What the recurrence of the style wars obscures is the recognition of the many venues in which the confrontation and reconciliation of profession and public actually take place”
When Soane, on more than one occasion, sued his detractors for libel and lost, the cases became part of the legal formulation of the modern conception that architecture criticism is not actionable because a work of architecture is not an embodiment of its creator. When the ecclesiastical court ordered the removal of the stone altar designed for the Round Church by the Cambridge Camden Society architects, a precedent was set that would be invoked a century and a half later to oppose the placement of Henry Moore’s sculptural altar in Christopher Wren’s St Stephen Walbrook.
Committee minutes reveal that MPs questioned Charles Barry’s Gothic Revival design for the new Houses of Parliament not out of hostility toward the style but due to worry that its delicate ornament would not be durable enough to resist the polluted London atmosphere. That their concern was merited quickly became clear, and architectural judgments about style subsequently promoted by Alfred Waterhouse and others were bound up with legal judgments in nuisance law as a new set of statutes emerged to regulate the environment of industrial Britain.
Since the creation of the Town and Country Planning Act in 1947, architecture has made ever more frequent appearances in hearing rooms, has been contested and defended as often by solicitors and barristers– perhaps more often – as it has by architecture critics and public figures. These appearances, like those in libel cases, nuisance law, and ecclesiastical courtrooms, are in fact crucial transactions between the profession and the public. Whatever the fate of individual buildings under discussion, these appearances contribute toward the formulation of new social instruments and ideas.

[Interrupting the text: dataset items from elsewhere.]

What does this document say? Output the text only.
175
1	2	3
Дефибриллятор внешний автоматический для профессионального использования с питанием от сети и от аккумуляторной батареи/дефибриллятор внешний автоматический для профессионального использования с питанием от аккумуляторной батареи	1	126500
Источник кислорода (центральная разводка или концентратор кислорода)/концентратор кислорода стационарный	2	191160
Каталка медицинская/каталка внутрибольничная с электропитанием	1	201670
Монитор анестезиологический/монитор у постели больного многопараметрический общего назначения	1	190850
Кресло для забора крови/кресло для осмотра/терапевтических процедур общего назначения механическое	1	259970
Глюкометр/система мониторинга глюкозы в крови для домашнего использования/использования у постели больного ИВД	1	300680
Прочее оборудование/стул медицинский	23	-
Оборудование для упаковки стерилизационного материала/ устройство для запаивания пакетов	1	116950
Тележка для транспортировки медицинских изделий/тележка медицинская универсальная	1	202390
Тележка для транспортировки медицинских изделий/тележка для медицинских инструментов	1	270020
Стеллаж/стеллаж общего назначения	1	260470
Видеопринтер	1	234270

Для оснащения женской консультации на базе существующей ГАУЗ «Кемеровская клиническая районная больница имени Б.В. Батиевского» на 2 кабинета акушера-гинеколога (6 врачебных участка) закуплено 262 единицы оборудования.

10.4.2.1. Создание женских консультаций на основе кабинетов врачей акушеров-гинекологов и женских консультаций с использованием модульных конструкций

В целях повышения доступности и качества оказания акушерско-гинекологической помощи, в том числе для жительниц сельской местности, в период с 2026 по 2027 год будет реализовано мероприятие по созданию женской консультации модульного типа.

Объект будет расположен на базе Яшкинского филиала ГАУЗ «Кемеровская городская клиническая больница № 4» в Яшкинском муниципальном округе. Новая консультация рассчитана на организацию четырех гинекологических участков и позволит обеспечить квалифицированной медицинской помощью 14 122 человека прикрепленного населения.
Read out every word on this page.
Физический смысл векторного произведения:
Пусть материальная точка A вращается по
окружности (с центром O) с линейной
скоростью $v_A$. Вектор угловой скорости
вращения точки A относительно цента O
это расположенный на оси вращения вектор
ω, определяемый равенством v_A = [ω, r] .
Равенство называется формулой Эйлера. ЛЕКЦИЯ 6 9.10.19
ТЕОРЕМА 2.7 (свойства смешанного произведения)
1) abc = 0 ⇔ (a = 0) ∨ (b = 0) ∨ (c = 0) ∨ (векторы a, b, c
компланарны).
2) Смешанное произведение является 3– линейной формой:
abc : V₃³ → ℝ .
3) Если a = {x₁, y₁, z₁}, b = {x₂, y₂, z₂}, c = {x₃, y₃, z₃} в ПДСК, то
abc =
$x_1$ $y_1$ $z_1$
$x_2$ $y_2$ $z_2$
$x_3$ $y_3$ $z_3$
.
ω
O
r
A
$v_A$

The Building Better, Building Beautiful Commission – in whatever form it now takes – and other present and (inevitably) future committees, hearings, and legal bodies, need not be approached as decisive venues of aesthetic judgment according to preferences of style and taste. But nor should one presume that aesthetic judgment is separate and detached from such venues. It is precisely the judgment of ugliness that should signal the proximity of architecture to the frictions, uncertainties, and possibilities of the social realities from which it is made.